For many employers, this involves mental health first aid (MHFA) training, employee assistance programmes (EAPs) or subscriptions to mindfulness apps. In these instances, actions are often reactive – responding to employee issues or an employee facing a mental health crisis.

This creates a tick-box mentality, where support offered simply reflects criteria laid out by certifications or regulations. In turn, this can lead to the tick-box trap where employers invest in mental health support but actions aren’t necessarily what employees need or want and there’s often no measures to check whether it’s working or not.


A proactive approach

Mental health and wellbeing support isn’t a ‘one size fits all’ approach. Becoming more proactive is challenging, and companies will need to collect data from their teams to understand what’s right for them. It’s a bigger task, but it can result in a more effective, forward-thinking approach.

Deloitte’s wellbeing report states that one in four employees don’t make mental health issues formal for fear of negative consequences.

The Mind Workplace Wellbeing Index highlights only 52% of employees experiencing mental health issues would inform their employer. This means employee wellbeing issues can go unnoticed for extended periods of time.

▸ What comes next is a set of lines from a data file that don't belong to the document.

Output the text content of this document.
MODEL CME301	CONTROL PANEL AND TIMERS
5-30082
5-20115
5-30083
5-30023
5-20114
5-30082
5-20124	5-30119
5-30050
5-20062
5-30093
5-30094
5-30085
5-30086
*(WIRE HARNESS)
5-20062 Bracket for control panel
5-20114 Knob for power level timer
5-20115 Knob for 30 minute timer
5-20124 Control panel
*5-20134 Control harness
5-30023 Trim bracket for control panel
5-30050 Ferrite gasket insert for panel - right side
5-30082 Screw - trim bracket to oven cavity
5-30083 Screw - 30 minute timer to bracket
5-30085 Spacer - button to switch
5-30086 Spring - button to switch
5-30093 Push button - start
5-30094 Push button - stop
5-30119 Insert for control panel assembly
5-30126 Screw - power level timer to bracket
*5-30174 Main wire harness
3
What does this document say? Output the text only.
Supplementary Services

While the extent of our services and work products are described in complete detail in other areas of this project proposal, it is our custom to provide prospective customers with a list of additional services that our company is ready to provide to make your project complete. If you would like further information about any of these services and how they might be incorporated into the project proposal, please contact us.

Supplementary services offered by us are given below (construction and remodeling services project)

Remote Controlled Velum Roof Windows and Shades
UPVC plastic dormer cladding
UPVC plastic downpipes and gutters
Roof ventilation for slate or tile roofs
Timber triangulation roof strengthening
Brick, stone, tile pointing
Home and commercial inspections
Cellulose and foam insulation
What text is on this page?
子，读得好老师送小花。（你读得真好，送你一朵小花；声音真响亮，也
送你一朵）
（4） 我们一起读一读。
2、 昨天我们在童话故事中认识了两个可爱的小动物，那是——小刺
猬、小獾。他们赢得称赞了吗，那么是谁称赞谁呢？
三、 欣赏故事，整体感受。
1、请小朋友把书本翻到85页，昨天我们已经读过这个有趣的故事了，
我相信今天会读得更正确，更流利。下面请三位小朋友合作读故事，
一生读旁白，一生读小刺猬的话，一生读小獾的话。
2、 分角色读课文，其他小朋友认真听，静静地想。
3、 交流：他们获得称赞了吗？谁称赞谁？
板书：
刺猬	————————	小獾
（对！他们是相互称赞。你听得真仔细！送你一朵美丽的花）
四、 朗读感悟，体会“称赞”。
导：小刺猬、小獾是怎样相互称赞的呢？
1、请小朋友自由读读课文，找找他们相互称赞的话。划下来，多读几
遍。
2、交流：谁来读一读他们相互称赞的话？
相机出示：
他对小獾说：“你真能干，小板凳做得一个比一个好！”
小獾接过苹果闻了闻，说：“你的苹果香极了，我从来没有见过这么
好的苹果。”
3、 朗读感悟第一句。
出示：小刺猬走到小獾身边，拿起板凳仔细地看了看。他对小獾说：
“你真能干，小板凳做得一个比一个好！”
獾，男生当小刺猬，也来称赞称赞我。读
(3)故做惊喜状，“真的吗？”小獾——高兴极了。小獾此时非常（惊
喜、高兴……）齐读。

With issues worsening, this will reduce engagement and productivity, and can potentially result in an employee leaving. A proactive approach, however, gives deeper insight into employee needs, so you can design wellbeing strategies that support every employee effectively.

Research into employee wellbeing intervention found that, on average, investing in this type of proactive approach can offer a ROI of  £6 for every £1 invested. Whereas, reactive support, such as treatment or therapy once an employee is facing a mental health crisis, offers an average return of just £3 for every £1 spent.


Using data to drive decisions

To develop an evidence-based strategy, employers need data to understand workplace wellbeing. Data can give an insight to the wants and needs of employees, highlighting areas that need improving, so employers can understand the impact of different strategies for mental health.

Data-led wellbeing strategies show employees they’re listened to, supporting them to feel happy and healthy in their roles.

On average, those companies who take a data-led approach to workplace wellbeing, with platforms like Lumien, see a 4% improvement to their wellbeing in the first three months. With a data-led approach, it’s also important to drive user engagement to provide a strong idea of what’s happening within an organisation to inform management decisions.